While having a subject matter expert review all predictions retrospectively may be an ideal solution, it often requires an unfeasible amount of investment. Additionally, it should not be taken as an immutable truth that the human-defined expert labels are in fact better than what an ML model can do, as many problems are extraordinarily complex, and require balancing many dimensions simultaneously – a task for which humans are ill-suited.

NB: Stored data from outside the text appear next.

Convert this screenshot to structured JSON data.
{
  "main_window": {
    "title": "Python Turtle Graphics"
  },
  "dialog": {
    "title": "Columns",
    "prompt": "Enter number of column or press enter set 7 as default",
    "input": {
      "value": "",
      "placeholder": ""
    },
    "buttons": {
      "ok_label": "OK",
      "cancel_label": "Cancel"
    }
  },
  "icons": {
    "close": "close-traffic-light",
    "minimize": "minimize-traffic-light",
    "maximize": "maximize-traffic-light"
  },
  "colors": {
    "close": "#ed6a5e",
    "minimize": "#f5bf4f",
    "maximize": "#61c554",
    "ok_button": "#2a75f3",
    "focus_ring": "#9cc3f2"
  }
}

The high negative and positive percent agreements, combined with operational advantages of an automatable approach, make the retrospective ML-based gold-standard definition a particularly attractive one for the problem of IV fluid contamination detection, and we will proceed with those labels as our ground truth for the rest of this exercise.

Key Takeaway:
The choice of ground truth label should strive to achieve an optimal balance of performance and feasibility.

References

Choucair I, Lee ES, Vera MA, Drongmebaro C, El-Khoury JM, Durant TJS. Contamination of clinical blood samples with crystalloid solutions: An experimental approach to derive multianalyte delta checks. Clinica Chimica Acta [Internet] 2023;538:22–8. Available from: https://linkinghub.elsevier.com/retrieve/pii/S0009898122013456

Patel DK, Naik RD, Boyer RB, Wikswo J, Vasilevskis EE. Methods to identify saline-contaminated electrolyte profiles. Clinical Chemistry and Laboratory Medicine 2015;53(10):1585–91.